We import our balsa wood from the Ecuadorian Andes. The balsa tree is part of the mallow family and it is cultivated in many tropical areas. The plantations are at an altitude of 400 - 1000 metres. Balsa wood grows very quickly and is fit for felling after just 5-7 years with a trunk diameter of 30-50cm. No overexploitation of the natural virgin forest occurs. Harvested areas are reforested.

We mainly import the broom and implement shafts from Brazil. We stock tauari, marupa, pine, virola, taeda pine and eucalyptus. We also have ramin (from Malaysia), wawa and koto (Africa). As the shafts are exposed to considerable stresses and loads during use, only the best timbers are used. Once the wood has been sawn into squared sections, it is placed in the kiln. Then it is machine planed to make a round rod and sanded. The rods may also receive a round head, cone, aluminium thread or a drilled hole for example during subsequent processing.
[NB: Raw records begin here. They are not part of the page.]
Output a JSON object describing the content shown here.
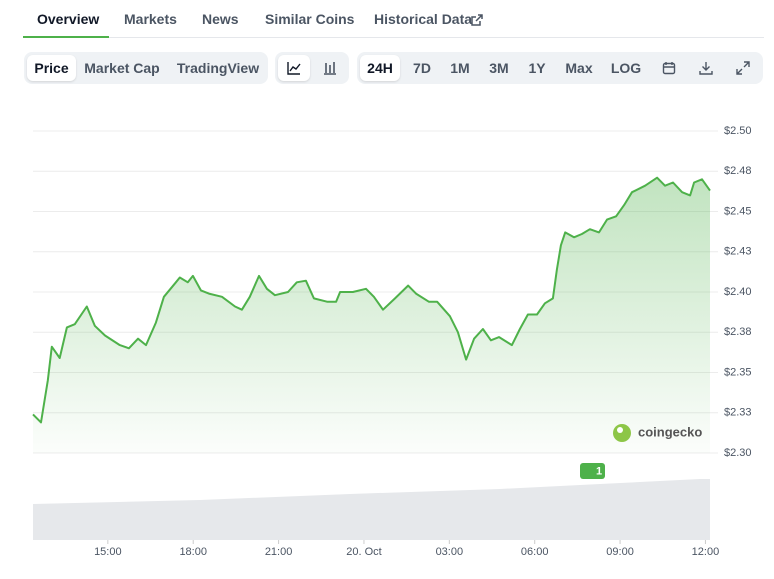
{
  "tabs": [
    "Overview",
    "Markets",
    "News",
    "Similar Coins",
    "Historical Data"
  ],
  "chart_views": [
    "Price",
    "Market Cap",
    "TradingView"
  ],
  "ranges": [
    "24H",
    "7D",
    "1M",
    "3M",
    "1Y",
    "Max",
    "LOG"
  ],
  "watermark": "coingecko",
  "news_marker": "1",
  "chart_data": {
    "type": "area",
    "color": "#4eb14a",
    "grid": true,
    "xlim": [
      -11.63,
      12.16
    ],
    "xticks": [
      {
        "value": -9,
        "label": "15:00"
      },
      {
        "value": -6,
        "label": "18:00"
      },
      {
        "value": -3,
        "label": "21:00"
      },
      {
        "value": 0,
        "label": "20. Oct"
      },
      {
        "value": 3,
        "label": "03:00"
      },
      {
        "value": 6,
        "label": "06:00"
      },
      {
        "value": 9,
        "label": "09:00"
      },
      {
        "value": 12,
        "label": "12:00"
      }
    ],
    "ylim": [
      2.3,
      2.5
    ],
    "yticks": [
      {
        "value": 2.3,
        "label": "$2.30"
      },
      {
        "value": 2.325,
        "label": "$2.33"
      },
      {
        "value": 2.35,
        "label": "$2.35"
      },
      {
        "value": 2.375,
        "label": "$2.38"
      },
      {
        "value": 2.4,
        "label": "$2.40"
      },
      {
        "value": 2.425,
        "label": "$2.43"
      },
      {
        "value": 2.45,
        "label": "$2.45"
      },
      {
        "value": 2.475,
        "label": "$2.48"
      },
      {
        "value": 2.5,
        "label": "$2.50"
      }
    ],
    "x": [
      -11.63,
      -11.35,
      -11.11,
      -10.97,
      -10.69,
      -10.44,
      -10.16,
      -9.74,
      -9.46,
      -9.1,
      -8.58,
      -8.26,
      -7.94,
      -7.66,
      -7.31,
      -7.03,
      -6.61,
      -6.47,
      -6.19,
      -6.01,
      -5.73,
      -5.45,
      -4.99,
      -4.53,
      -4.29,
      -4.01,
      -3.69,
      -3.41,
      -3.13,
      -2.67,
      -2.36,
      -2.04,
      -1.76,
      -1.3,
      -0.98,
      -0.84,
      -0.39,
      0.07,
      0.35,
      0.67,
      1.09,
      1.55,
      1.83,
      2.28,
      2.57,
      3.02,
      3.3,
      3.59,
      3.87,
      4.18,
      4.46,
      4.75,
      5.2,
      5.48,
      5.76,
      6.08,
      6.36,
      6.64,
      6.78,
      6.92,
      7.07,
      7.38,
      7.66,
      7.94,
      8.26,
      8.54,
      8.86,
      9.14,
      9.42,
      9.88,
      10.3,
      10.58,
      10.86,
      11.18,
      11.46,
      11.6,
      11.88,
      12.16
    ],
    "values": [
      2.324,
      2.319,
      2.345,
      2.366,
      2.359,
      2.378,
      2.38,
      2.391,
      2.379,
      2.373,
      2.367,
      2.365,
      2.371,
      2.367,
      2.381,
      2.397,
      2.406,
      2.409,
      2.406,
      2.41,
      2.401,
      2.399,
      2.397,
      2.391,
      2.389,
      2.397,
      2.41,
      2.402,
      2.398,
      2.4,
      2.406,
      2.407,
      2.396,
      2.394,
      2.394,
      2.4,
      2.4,
      2.402,
      2.397,
      2.389,
      2.396,
      2.404,
      2.399,
      2.394,
      2.394,
      2.385,
      2.375,
      2.358,
      2.371,
      2.377,
      2.37,
      2.372,
      2.367,
      2.377,
      2.386,
      2.386,
      2.393,
      2.396,
      2.414,
      2.429,
      2.437,
      2.434,
      2.436,
      2.439,
      2.437,
      2.445,
      2.447,
      2.454,
      2.462,
      2.466,
      2.471,
      2.466,
      2.468,
      2.462,
      2.46,
      2.468,
      2.47,
      2.463
    ]
  }
}
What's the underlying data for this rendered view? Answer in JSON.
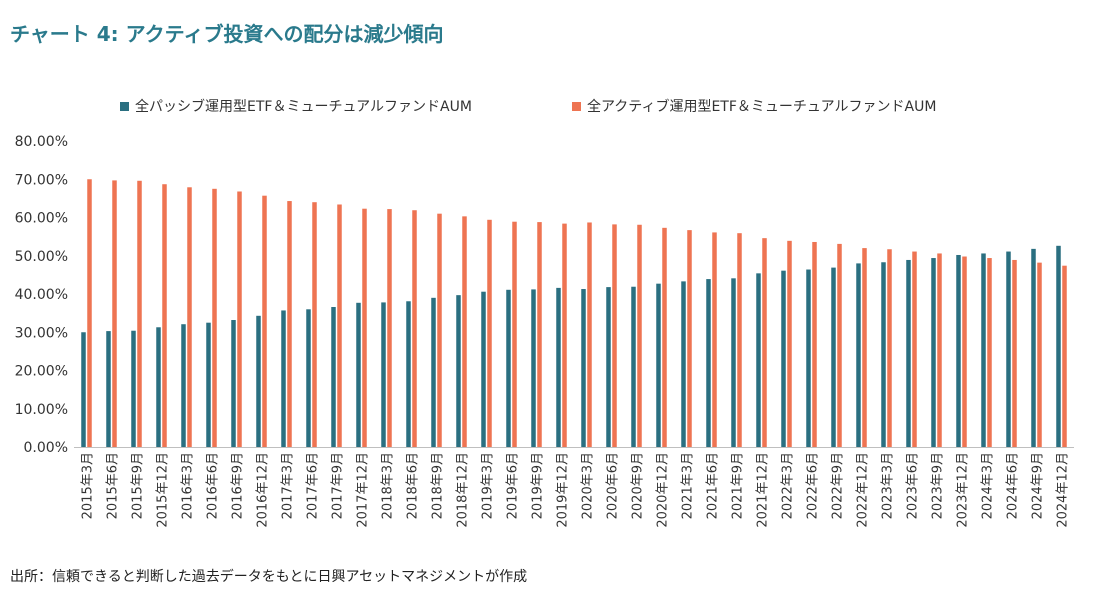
{
  "title": "チャート 4: アクティブ投資への配分は減少傾向",
  "source": "出所：信頼できると判断した過去データをもとに日興アセットマネジメントが作成",
  "colors": {
    "passive": "#2a6f80",
    "active": "#ee7452",
    "axis": "#bfbfbf",
    "text": "#333333"
  },
  "chart_data": {
    "type": "bar",
    "title": "チャート 4: アクティブ投資への配分は減少傾向",
    "xlabel": "",
    "ylabel": "",
    "ylim": [
      0,
      80
    ],
    "yticks": [
      "0.00%",
      "10.00%",
      "20.00%",
      "30.00%",
      "40.00%",
      "50.00%",
      "60.00%",
      "70.00%",
      "80.00%"
    ],
    "grid": false,
    "legend_position": "top",
    "categories": [
      "2015年3月",
      "2015年6月",
      "2015年9月",
      "2015年12月",
      "2016年3月",
      "2016年6月",
      "2016年9月",
      "2016年12月",
      "2017年3月",
      "2017年6月",
      "2017年9月",
      "2017年12月",
      "2018年3月",
      "2018年6月",
      "2018年9月",
      "2018年12月",
      "2019年3月",
      "2019年6月",
      "2019年9月",
      "2019年12月",
      "2020年3月",
      "2020年6月",
      "2020年9月",
      "2020年12月",
      "2021年3月",
      "2021年6月",
      "2021年9月",
      "2021年12月",
      "2022年3月",
      "2022年6月",
      "2022年9月",
      "2022年12月",
      "2023年3月",
      "2023年6月",
      "2023年9月",
      "2023年12月",
      "2024年3月",
      "2024年6月",
      "2024年9月",
      "2024年12月"
    ],
    "series": [
      {
        "name": "全パッシブ運用型ETF＆ミューチュアルファンドAUM",
        "color": "#2a6f80",
        "values": [
          30.0,
          30.3,
          30.4,
          31.3,
          32.1,
          32.5,
          33.2,
          34.3,
          35.7,
          36.0,
          36.6,
          37.7,
          37.8,
          38.1,
          39.0,
          39.7,
          40.6,
          41.1,
          41.2,
          41.6,
          41.3,
          41.8,
          41.9,
          42.7,
          43.3,
          43.9,
          44.1,
          45.4,
          46.1,
          46.4,
          46.9,
          48.0,
          48.3,
          48.9,
          49.4,
          50.2,
          50.6,
          51.1,
          51.8,
          52.6
        ]
      },
      {
        "name": "全アクティブ運用型ETF＆ミューチュアルファンドAUM",
        "color": "#ee7452",
        "values": [
          70.0,
          69.7,
          69.6,
          68.7,
          67.9,
          67.5,
          66.8,
          65.7,
          64.3,
          64.0,
          63.4,
          62.3,
          62.2,
          61.9,
          61.0,
          60.3,
          59.4,
          58.9,
          58.8,
          58.4,
          58.7,
          58.2,
          58.1,
          57.3,
          56.7,
          56.1,
          55.9,
          54.6,
          53.9,
          53.6,
          53.1,
          52.0,
          51.7,
          51.1,
          50.6,
          49.8,
          49.4,
          48.9,
          48.2,
          47.4
        ]
      }
    ]
  }
}
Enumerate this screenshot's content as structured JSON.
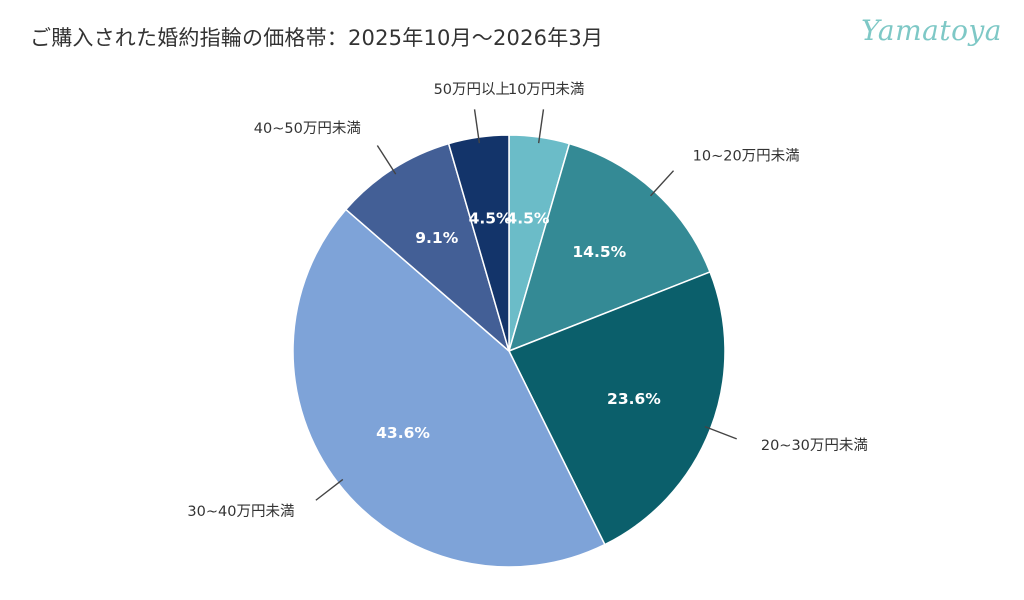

At the request of many customers we also supply round rods with your EAN code.

During the production of plywood, the trunks are stripped of bark and sawn to size and then the veneer is cut. The individual wooden panels are glued with adhesive or water-resistant glue and hot pressed. In this process the individual layers with their grain are turned by 90° (cross bonding).
This increases the dimensional stability of the panels as wood does as a “living material” mainly expand (swelling) or contract (shrinkage) across the grain due to the addition or removal of moisture. The layers are, however, extremely stable along the grain. The changes in size of one layer are thus essentially balanced out by the other layers.